Eastman was one of those who spoke at Tuesday’s meeting, along with fellow ENDOW Council member Scott Smith. Others included Keith McCallister, the associate professor of Health, Outdoor, and Physical Education at Northwest College and director of the DELTA Program and Ashley Rooney, supervisor for the Wyoming Outdoor Recreation Office in Cheyenne, which was created last fall.
Eastman and Smith spoke on ENDOW’s outdoor-related projects, including plans to back three yet-to-be-announced projects that will be selected in July. The pair also spoke about the necessity of cooperation in joint efforts, or trying to avoid being “silos inside the pillars.”
McCallister spoke about NWC’s outdoor programs. The college offers an associate’s degree in outdoor education and recreation leadership that can transfer to other schools, and an associate’s in outdoor recreation leadership that students can take straight into the job sector. McCallister also highlighted the college’s outdoor-related certificate programs, including certifications in wilderness medicine, wilderness first aid and wilderness first responder.
Rooney highlighted outdoor recreation as a major part of tourism — the second-largest sector of the state’s economy.
“Wyoming has so many amazing spaces and places to offer,” Rooney said. “One of our goals is to make sure that people know that they can come here and [enjoy] all the different types of recreation opportunities that we have and all of the awesome resources we have that are available. We want people to come here to be able to recreate and spend some time in our state and our towns.”
One way that the Wyoming Outdoor Recreation Office wants to assist outdoor recreation is what it calls the SMAP, or Super Awesome Map — a web application that is a hub for outdoor recreation
“The purpose is to put recreation services, amenities and businesses into the website and have it be a one-stop shop basically to connect recreationists to all outdoor recreation opportunities in Wyoming,” Rooney said. “If somebody wants to go hiking in the northwest part of the state, they can type in ‘hiking’ and it will list all the cities nearby that have those opportunities.

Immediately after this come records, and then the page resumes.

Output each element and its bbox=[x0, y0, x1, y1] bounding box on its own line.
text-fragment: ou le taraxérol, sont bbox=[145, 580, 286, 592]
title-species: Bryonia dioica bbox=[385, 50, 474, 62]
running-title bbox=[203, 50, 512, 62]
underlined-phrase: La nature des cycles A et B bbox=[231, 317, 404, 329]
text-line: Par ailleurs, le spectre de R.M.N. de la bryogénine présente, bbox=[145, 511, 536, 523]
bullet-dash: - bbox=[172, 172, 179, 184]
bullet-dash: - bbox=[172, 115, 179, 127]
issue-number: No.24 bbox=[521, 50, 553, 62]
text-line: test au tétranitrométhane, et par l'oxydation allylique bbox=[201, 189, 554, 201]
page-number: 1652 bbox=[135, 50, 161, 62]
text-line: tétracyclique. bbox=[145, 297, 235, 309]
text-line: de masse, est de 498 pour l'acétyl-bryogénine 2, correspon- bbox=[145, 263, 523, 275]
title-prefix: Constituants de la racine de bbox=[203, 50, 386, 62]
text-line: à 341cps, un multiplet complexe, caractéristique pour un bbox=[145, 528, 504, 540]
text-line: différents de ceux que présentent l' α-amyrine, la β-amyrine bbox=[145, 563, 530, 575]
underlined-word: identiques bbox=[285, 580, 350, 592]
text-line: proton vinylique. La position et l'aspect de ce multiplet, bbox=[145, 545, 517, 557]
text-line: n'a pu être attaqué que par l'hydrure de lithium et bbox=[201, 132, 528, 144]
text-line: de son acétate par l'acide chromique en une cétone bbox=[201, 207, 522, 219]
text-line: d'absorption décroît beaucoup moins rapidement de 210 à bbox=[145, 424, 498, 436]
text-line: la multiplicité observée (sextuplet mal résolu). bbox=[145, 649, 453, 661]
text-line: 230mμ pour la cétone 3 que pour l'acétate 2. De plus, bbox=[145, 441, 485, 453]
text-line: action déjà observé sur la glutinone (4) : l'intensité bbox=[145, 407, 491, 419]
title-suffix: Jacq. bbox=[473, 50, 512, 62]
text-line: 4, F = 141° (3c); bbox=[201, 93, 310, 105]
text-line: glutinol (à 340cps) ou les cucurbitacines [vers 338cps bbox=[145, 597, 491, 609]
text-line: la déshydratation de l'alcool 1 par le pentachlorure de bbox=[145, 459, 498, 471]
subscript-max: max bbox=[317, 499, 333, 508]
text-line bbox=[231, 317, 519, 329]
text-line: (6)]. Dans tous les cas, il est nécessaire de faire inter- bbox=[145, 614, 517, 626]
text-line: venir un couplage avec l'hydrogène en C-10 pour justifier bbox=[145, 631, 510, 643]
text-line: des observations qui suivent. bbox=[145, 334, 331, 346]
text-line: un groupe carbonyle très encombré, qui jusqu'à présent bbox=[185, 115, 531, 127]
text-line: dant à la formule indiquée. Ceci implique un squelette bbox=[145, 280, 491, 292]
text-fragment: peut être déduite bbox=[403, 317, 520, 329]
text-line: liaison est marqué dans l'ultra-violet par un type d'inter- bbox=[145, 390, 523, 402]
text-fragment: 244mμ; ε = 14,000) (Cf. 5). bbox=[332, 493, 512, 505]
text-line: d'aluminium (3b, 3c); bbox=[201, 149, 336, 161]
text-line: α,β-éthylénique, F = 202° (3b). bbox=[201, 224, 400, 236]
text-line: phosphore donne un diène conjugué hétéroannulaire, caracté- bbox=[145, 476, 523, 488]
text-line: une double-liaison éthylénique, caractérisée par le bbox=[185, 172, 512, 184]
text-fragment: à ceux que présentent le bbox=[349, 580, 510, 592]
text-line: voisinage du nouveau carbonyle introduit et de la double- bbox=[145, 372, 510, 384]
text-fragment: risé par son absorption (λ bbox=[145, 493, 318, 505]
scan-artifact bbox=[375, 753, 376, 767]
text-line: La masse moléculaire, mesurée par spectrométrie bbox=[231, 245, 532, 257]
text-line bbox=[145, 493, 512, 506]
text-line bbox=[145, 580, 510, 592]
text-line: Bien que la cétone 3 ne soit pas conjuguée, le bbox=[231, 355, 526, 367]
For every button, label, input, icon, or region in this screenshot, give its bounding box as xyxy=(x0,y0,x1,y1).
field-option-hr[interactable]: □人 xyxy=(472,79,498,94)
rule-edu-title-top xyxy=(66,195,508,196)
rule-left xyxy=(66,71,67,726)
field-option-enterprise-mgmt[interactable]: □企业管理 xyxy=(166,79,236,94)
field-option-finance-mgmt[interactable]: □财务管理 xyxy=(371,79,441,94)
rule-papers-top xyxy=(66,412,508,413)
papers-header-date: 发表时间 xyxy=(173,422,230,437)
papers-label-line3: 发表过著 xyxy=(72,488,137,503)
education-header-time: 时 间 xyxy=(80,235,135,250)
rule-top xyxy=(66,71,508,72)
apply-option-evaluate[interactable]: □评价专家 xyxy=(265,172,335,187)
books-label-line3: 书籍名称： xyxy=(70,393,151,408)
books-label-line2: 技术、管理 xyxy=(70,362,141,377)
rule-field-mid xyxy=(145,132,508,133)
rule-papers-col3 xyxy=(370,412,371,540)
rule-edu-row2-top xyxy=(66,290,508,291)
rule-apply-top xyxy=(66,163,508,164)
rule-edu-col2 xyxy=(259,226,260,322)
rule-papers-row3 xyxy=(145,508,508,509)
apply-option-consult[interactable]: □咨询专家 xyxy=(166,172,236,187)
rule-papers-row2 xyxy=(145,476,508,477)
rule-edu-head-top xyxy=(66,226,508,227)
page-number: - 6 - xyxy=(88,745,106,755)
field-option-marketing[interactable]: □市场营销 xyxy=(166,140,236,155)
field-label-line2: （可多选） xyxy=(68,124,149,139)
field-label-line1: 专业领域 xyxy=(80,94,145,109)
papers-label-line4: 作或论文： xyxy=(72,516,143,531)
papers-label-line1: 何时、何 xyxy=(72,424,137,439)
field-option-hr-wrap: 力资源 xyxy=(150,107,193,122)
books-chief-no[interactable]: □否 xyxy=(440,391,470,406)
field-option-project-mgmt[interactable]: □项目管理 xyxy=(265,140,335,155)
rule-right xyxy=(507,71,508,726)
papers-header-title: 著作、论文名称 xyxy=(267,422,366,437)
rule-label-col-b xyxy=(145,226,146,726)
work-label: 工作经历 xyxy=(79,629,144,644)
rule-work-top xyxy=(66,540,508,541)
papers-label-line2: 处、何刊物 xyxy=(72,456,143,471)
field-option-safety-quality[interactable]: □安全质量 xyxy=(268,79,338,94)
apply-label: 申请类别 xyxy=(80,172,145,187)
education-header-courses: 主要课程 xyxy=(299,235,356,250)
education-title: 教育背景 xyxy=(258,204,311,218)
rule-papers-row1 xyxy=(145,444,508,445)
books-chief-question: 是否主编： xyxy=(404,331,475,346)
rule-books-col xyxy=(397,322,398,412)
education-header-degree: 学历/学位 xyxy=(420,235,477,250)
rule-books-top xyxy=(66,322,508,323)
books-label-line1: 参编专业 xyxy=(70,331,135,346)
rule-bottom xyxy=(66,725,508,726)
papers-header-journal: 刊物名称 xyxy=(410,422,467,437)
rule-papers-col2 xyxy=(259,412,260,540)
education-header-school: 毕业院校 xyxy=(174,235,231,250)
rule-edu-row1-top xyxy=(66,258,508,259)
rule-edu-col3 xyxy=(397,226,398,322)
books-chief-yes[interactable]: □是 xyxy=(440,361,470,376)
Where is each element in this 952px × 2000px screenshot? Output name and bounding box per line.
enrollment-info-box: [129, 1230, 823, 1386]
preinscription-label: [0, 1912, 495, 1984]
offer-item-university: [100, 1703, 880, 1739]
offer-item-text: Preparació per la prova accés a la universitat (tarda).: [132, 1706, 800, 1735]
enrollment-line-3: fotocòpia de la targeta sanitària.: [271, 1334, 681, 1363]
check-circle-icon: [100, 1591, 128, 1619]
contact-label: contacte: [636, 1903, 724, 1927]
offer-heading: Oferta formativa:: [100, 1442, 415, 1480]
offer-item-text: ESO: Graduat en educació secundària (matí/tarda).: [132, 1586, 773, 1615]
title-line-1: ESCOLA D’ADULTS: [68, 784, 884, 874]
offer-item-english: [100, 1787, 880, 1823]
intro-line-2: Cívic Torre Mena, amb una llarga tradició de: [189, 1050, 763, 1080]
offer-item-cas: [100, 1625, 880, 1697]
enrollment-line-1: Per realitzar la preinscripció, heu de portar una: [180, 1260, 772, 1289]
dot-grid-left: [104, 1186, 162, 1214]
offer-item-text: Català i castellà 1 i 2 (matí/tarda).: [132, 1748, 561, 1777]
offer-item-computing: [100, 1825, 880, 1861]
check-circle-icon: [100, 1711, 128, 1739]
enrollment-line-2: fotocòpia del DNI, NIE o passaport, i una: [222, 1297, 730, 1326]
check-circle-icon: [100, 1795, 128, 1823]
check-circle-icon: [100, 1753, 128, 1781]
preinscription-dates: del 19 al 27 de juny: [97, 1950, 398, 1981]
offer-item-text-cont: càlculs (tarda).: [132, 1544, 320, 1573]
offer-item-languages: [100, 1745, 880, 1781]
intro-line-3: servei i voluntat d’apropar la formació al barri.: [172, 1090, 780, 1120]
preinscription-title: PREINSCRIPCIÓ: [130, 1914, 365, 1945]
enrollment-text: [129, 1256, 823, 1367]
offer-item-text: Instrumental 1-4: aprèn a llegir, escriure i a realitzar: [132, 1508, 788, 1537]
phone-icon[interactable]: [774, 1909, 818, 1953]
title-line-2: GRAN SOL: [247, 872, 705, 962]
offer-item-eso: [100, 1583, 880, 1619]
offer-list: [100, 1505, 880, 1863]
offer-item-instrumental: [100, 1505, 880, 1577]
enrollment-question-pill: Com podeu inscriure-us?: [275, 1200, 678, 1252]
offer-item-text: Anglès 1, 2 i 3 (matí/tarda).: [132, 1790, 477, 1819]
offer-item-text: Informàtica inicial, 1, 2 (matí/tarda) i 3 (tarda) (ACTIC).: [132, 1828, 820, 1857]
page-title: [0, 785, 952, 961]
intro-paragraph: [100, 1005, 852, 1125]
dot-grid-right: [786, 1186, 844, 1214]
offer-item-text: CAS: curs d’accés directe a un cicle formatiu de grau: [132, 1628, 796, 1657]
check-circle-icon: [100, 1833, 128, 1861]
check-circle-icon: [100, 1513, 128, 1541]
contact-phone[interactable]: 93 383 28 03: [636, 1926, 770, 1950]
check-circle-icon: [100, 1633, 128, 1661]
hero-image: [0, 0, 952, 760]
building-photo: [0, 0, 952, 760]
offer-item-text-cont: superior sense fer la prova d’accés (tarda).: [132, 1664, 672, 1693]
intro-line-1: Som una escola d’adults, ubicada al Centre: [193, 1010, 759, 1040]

Not only does it list where you can go [and] what trailheads you can go to, it talks about the different retail stores like in Cody or Powell, it’ll talk about the different restaurants, the hotels — all those different amenities so that folks know that they can have a place to stay when they are recreating.”
Another method the state recreation office uses to assist the growth of outdoor recreation in Wyoming are collaborative districts. One currently includes Big Horn and Washakie counties — and a district for Powell and Cody could be next.
“At this point, I guess you could say it’s in the on-deck stage,” Rooney said of the Powell-Cody collaborative. “We don’t just come in ... and tell communities what they want. If there’s something that the community wants our help with, they come to us and say, ‘Yes, we would like to do something similar,’ and we’ll absolutely help out. But, it’s not driven by us; it’s driven by the communities.”
Despite being less than a year old, Rooney said that state office is already making headway in its mission.
“There’s a lot of things that we still have to do, but we are making progress and we’re moving forward,” Rooney said. “We’re working with our partners and we’re excited to see where things go.”